Social listening on its own only shows the potential for trends in brand awareness, and should only really be considered as the stimulus for a broader brand awareness testing exercise.”

Mathew, we totally understand how you feel. It brings us neatly to our next point: why brand tracking is a better option for measuring brand awareness than social listening.

Why Brand Tracking is the Better Option

Matthew and the rest of the team so Soto Consulting identifies the following flow-on effects from social listening to brand awareness and the steps required in between:

My social listening shows my engagement is dropping – but why is this? How can it be turned around? Is there a better way?

My social listening indicates that my brand is unpopular – is this specific to your brand or the industry? Is this just according to the social media audience and not the broader audience?

Their solution here is usually to deploy a survey, but there is an easier option at hand: brand tracking.

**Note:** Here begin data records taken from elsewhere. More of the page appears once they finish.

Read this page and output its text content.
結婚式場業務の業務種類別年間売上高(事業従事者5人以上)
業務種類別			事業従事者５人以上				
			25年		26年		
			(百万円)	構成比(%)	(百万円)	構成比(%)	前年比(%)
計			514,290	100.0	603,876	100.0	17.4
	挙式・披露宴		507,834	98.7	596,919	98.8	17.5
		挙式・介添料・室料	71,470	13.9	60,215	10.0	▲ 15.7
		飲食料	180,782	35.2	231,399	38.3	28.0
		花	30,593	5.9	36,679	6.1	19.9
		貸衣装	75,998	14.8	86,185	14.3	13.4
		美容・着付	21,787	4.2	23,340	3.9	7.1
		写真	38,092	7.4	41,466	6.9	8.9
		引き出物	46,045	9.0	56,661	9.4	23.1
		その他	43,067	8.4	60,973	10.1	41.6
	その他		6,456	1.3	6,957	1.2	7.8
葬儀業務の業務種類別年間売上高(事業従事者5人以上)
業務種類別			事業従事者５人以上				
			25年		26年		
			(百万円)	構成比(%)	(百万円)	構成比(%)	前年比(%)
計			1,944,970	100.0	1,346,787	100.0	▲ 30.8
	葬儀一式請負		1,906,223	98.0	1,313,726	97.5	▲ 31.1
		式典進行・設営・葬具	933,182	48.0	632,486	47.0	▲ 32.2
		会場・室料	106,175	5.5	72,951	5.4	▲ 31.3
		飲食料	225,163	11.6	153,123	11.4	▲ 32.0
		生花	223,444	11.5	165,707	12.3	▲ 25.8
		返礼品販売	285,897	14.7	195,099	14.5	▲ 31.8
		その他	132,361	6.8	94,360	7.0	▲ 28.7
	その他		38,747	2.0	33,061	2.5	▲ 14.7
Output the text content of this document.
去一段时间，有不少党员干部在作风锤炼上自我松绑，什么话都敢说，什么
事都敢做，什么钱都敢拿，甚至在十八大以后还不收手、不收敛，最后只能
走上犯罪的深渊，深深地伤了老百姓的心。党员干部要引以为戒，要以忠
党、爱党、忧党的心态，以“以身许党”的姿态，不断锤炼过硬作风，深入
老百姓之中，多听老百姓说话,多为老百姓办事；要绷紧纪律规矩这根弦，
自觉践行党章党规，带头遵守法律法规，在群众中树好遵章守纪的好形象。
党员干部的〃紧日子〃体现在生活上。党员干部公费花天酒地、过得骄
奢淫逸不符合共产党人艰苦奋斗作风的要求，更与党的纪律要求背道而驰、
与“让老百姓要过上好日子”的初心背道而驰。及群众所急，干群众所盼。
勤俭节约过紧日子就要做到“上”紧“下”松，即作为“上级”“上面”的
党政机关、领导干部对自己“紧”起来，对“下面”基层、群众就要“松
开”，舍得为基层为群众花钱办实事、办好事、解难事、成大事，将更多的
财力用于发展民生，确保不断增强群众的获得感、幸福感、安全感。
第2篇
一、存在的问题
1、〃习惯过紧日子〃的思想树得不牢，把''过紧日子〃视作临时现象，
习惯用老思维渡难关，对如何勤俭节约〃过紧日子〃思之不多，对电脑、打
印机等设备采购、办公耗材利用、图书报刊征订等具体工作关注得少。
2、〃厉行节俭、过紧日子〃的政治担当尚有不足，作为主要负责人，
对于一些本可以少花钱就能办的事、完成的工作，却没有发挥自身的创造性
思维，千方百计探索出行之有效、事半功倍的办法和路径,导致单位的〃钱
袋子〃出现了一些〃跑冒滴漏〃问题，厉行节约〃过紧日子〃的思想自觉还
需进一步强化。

For those not already familiar with brand tracking software, it is a tool that allows you to track overall brand health, including brand awareness, brand usage, brand consideration, brand perception, and brand associations. Good brand tracking software is also built with a brand funnel option so you can see how people are passing through the brand funnel, and a campaign tracker and track the direct effects your marketing efforts have on your brand health.

This already helps Matthew:

- Track brand awareness

- Tie specific campaigns to drops in engagement

- Tie specific campaigns to people’s preference in choosing Soto Consulting over a competitor

Then there is the issue of those who have a negative sentiment towards his brand.

With social listening, we already learned that the data gathered is not representative of the general population, let alone a brand’s target audience. With brand tracking, you can benefit from audience segmentation. For instance, let’s say that Matthew’s target audience was men aged between 18-35 and living in London. Because brand tracking gathers its information via mobile-optimized brand surveys rather than a spur of the moment comments online, Matthew can feed his target audience into the software before launching and make sure that he is able to obtain information on the perception of a nationally representative target audience of his choice. That sure deletes a lot of the extra steps required after social listening, and it ensures he is hearing from the people that actually matter for his brand.

And what about the inaccuracy of social listening that Krista Neher mentioned earlier? Can brand tracking resolve that too?

Yes and no. Brand tracking can have a very high level of accuracy (think a mere 1% margin of error) but, as a brand, you will only get this with the right brand tracking software. This is especially important if you are curious about a specific target audience, which most brands are.

There are several good brand trackers on the market and they can be split into two different categories: those that use traditional quota sampling and those that use advanced data science. Quota sampling cannot zoom-in on niche audiences and measure their perception. If you try, you end up with data that you cannot trust.

When you choose an AI-powered brand tracker, its innovative approach allows you to increase the precision of results dramatically, especially across niche audiences. Your brand insights are created by considering all the available information in the sample, which means you get better data.

If you are using social listening, you are already doing something good for your brand. But why do good when you can do great?

Markets are oversaturated, consumers have too much choice, and the mind can be very fickle. You need to stand out from the crowd for your brand to be seen. For something so important, why base your marketing strategy on just 1% of the crowd. Instead, choose brand tracking and get accurate insights from the people who matter - your target audience.